Forget a bit to learn better: Soft Forgetting for CTC-based automatic speech recognition
Abstract
Prior work has shown that connectionist temporal classification (CTC)-based automatic speech recognition systems perform well when using bidirectional long short-term memory (BLSTM) networks unrolled over the whole speech utterance. This is because whole-utterance BLSTMs better capture long-term context. We hypothesize that this also leads to overfitting and propose soft forgetting as a solution. During training, we unroll the BLSTM network only over small non-overlapping chunks of the input utterance. We randomly pick a chunk size for each batch instead of a fixed global chunk size.

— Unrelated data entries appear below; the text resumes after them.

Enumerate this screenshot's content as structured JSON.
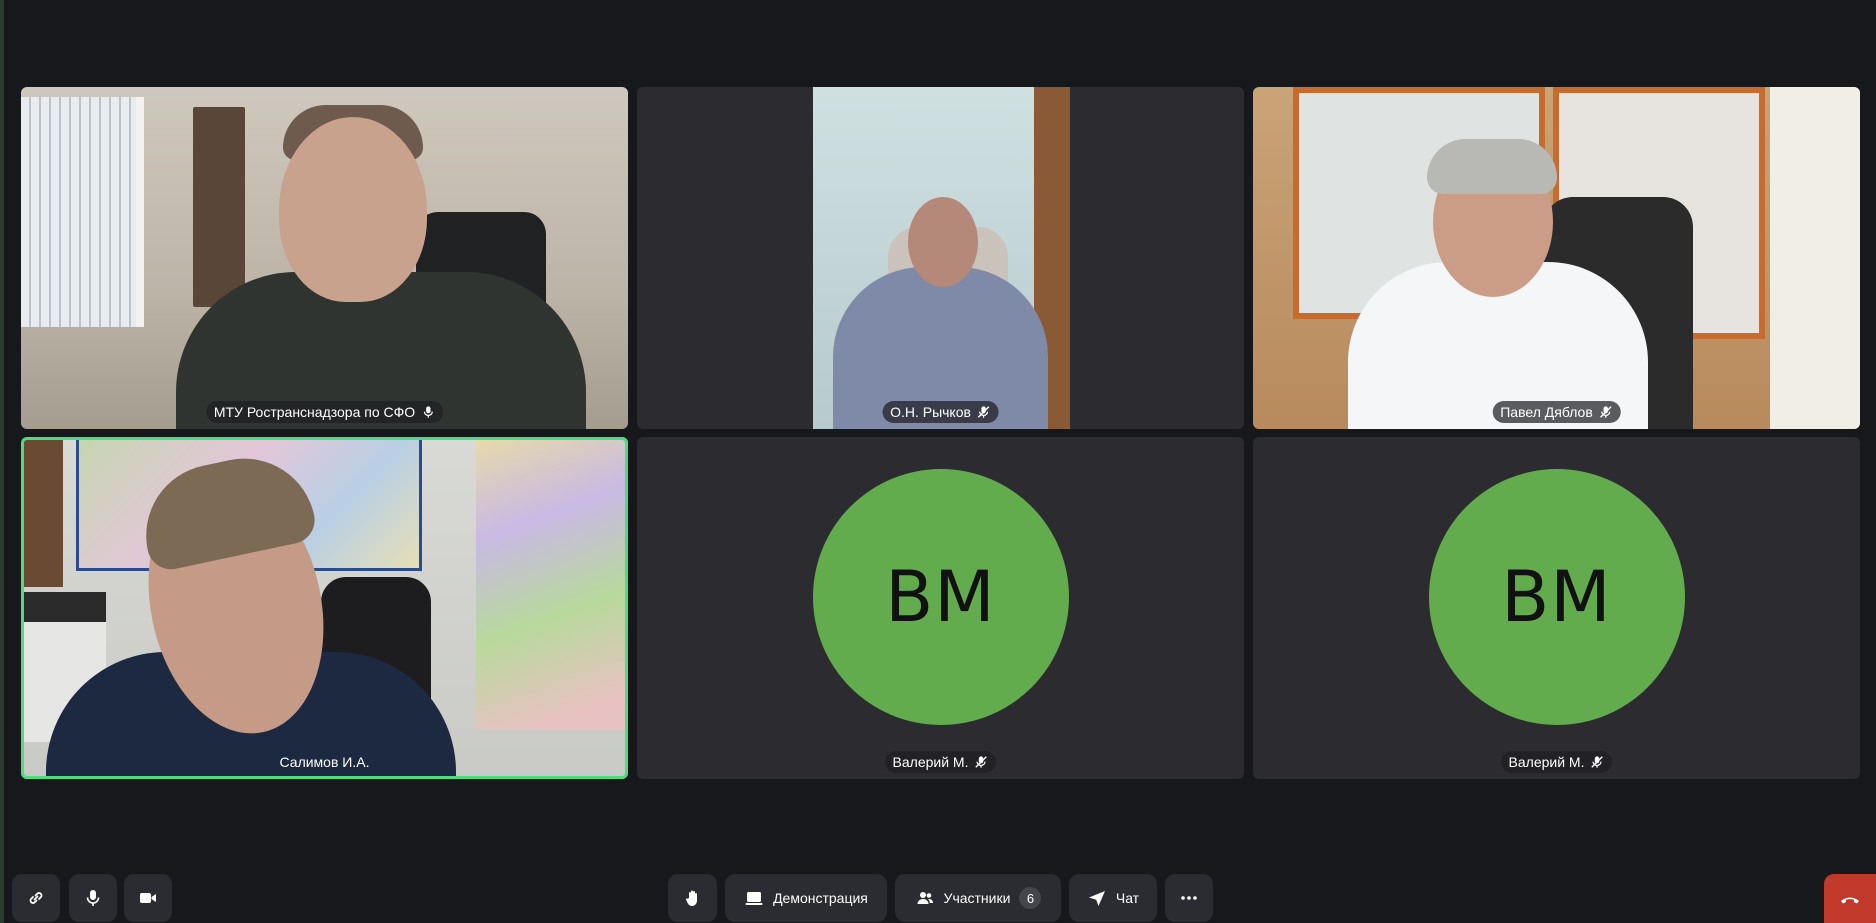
{
  "participants": [
    {
      "name": "МТУ Ространснадзора по СФО",
      "mic": "on",
      "video": true
    },
    {
      "name": "О.Н. Рычков",
      "mic": "muted",
      "video": true
    },
    {
      "name": "Павел Дяблов",
      "mic": "muted",
      "video": true
    },
    {
      "name": "Салимов И.А.",
      "mic": "none",
      "video": true,
      "speaking": true
    },
    {
      "name": "Валерий М.",
      "mic": "muted",
      "video": false,
      "initials": "ВМ",
      "avatar_color": "#63ac4d"
    },
    {
      "name": "Валерий М.",
      "mic": "muted",
      "video": false,
      "initials": "ВМ",
      "avatar_color": "#63ac4d"
    }
  ],
  "toolbar": {
    "raise_hand_icon": "hand-icon",
    "screen_share_label": "Демонстрация",
    "participants_label": "Участники",
    "participants_count": "6",
    "chat_label": "Чат",
    "link_icon": "link-icon",
    "mic_icon": "microphone-icon",
    "camera_icon": "camera-icon",
    "more_icon": "more-icon",
    "end_call_icon": "phone-hangup-icon"
  },
  "colors": {
    "background": "#17181b",
    "tile": "#2b2b30",
    "speaking_border": "#4ade80",
    "end_call": "#c0392b"
  }
}
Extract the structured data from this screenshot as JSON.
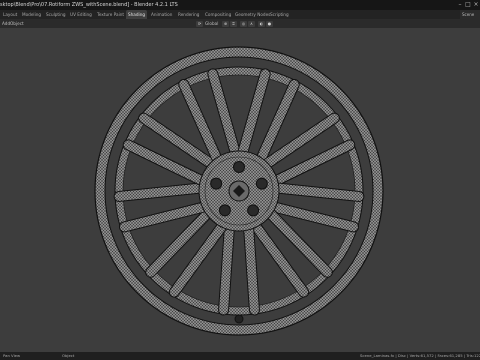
{
  "window": {
    "title": "sktop\\Blend\\Pro\\07.Rotiform ZWS_withScene.blend] - Blender 4.2.1 LTS",
    "controls": [
      "–",
      "□",
      "×"
    ]
  },
  "workspace_tabs": [
    {
      "label": "Layout",
      "active": false
    },
    {
      "label": "Modeling",
      "active": false
    },
    {
      "label": "Sculpting",
      "active": false
    },
    {
      "label": "UV Editing",
      "active": false
    },
    {
      "label": "Texture Paint",
      "active": false
    },
    {
      "label": "Shading",
      "active": true
    },
    {
      "label": "Animation",
      "active": false
    },
    {
      "label": "Rendering",
      "active": false
    },
    {
      "label": "Compositing",
      "active": false
    },
    {
      "label": "Geometry Nodes",
      "active": false
    },
    {
      "label": "Scripting",
      "active": false
    }
  ],
  "header": {
    "menu_items": [
      "Add",
      "Object"
    ],
    "transform_orientation": "Global",
    "scene_label": "Scene"
  },
  "statusbar": {
    "left": "Pan View",
    "middle": "Object",
    "right": "Scene_Laminas.fx | Disc | Verts:61,572 | Faces:61,285 | Tris:122"
  },
  "viewport": {
    "background_color": "#3d3d3d",
    "wire_color": "#000000",
    "surface_color": "#8c8c8c",
    "object": "wheel-rim"
  }
}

In order to retain some utterance-level information, we encourage the hidden states of the BLSTM network to approximate those of a pre-trained whole-utterance BLSTM. Our experiments on the 300-hour English Switchboard dataset show that soft forgetting improves the word error rate (WER) above a competitive whole-utterance phone CTC BLSTM by an average of 7-9% relative. We obtain WERs of 9.1%/17.4% using speaker-independent and 8.7%/16.8% using speaker-adapted models respectively on the Hub5-2000 Switchboard/CallHome test sets. We also show that soft forgetting improves the WER when the model is used with limited temporal context for streaming recognition. Finally, we present some empirical insights into the regularization and data augmentation effects of soft forgetting.